Francis andò sul retro. «Deve essersi trattenuta un bel po’: ha pulito tutto il casino di ieri».

«Se n’è andata dall’ospedale alle cinque, più o meno».

Francis controllò l’orologio. Quasi le sette e mezza.

«Quando ci hai parlato per l’ultima volta?»

«Intorno alle sette. Ero andato all’ospedale e invece lei era qui. Ma quando sono venuto a prenderla era sparita».

Non aveva senso. Il Ladro di Tatuaggi era dietro le sbarre. Marni in teoria non correva alcun pericolo. Francis voleva disperatamente credere che avesse semplicemente deciso di non aspettare Thierry. Ma allora perché non rispondeva al telefono?

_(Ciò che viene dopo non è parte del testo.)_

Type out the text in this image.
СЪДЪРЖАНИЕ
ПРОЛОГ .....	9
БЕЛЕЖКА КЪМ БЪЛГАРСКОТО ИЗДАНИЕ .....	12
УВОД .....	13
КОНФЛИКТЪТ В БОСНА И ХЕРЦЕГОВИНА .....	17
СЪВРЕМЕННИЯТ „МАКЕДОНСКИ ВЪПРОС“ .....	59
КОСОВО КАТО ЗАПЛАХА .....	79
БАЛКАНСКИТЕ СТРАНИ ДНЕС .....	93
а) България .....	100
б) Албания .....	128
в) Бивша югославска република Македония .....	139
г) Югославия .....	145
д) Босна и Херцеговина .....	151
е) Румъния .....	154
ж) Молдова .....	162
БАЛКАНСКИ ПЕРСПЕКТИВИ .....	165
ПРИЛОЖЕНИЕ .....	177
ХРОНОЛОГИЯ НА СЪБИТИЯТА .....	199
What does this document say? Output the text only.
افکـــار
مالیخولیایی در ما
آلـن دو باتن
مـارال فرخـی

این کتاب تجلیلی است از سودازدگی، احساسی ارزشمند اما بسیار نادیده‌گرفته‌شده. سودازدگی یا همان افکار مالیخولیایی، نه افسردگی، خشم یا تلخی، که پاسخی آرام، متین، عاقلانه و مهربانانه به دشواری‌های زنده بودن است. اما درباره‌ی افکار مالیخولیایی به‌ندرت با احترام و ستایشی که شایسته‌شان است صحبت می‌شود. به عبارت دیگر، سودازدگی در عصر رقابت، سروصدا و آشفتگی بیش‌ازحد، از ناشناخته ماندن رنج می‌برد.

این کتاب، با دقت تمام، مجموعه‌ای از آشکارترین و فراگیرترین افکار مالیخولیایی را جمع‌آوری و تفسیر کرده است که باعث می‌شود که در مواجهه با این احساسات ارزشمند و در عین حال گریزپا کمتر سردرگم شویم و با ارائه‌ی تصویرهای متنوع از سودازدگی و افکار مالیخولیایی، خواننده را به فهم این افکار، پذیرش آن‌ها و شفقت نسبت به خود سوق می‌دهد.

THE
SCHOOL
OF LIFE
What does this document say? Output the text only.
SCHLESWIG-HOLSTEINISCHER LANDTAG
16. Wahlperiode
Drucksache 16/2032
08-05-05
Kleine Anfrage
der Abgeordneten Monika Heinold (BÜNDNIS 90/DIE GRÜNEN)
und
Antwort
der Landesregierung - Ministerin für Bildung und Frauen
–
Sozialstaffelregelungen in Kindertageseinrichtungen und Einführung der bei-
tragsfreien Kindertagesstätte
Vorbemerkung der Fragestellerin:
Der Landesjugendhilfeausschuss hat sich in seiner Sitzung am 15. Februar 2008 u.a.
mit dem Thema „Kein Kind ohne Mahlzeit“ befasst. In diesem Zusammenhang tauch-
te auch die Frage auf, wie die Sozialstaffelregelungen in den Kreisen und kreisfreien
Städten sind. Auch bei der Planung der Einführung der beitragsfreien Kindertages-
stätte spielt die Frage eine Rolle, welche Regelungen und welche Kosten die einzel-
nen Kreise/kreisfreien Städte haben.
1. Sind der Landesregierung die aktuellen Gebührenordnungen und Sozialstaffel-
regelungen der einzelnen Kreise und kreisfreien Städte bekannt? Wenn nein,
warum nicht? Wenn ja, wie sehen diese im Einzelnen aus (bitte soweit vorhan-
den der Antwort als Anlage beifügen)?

«Tuo fratello Paul è ancora in Francia? In prigione?»

«Per quanto ne so, sì».

«Non hai modo di esserne sicuro?»

«Mia madre lo saprà di sicuro».

Thierry compose alla svelta un numero e iniziò a parlare velocemente in francese. Quando riagganciò, il suo volto era decisamente più rilassato.

«Paul è ancora in prigione. Gli daranno la condizionale, ma è ancora dentro. Così dice mia madre».

Quindi Paul non c’entrava nulla. Ma questo non li aiutava affatto: Marni era ancora scomparsa. Francis aveva paura. C’erano molte possibilità diverse. Tirò fuori il cellulare.

«Rory, dirama un annuncio per una persona scomparsa: Marni Mullins. Sparita dallo studio di Gardner Street intorno alle sette». Rimase in ascolto per qualche secondo, aggrottando la fronte. «Sì, penso che possa essere in pericolo. Ora vai».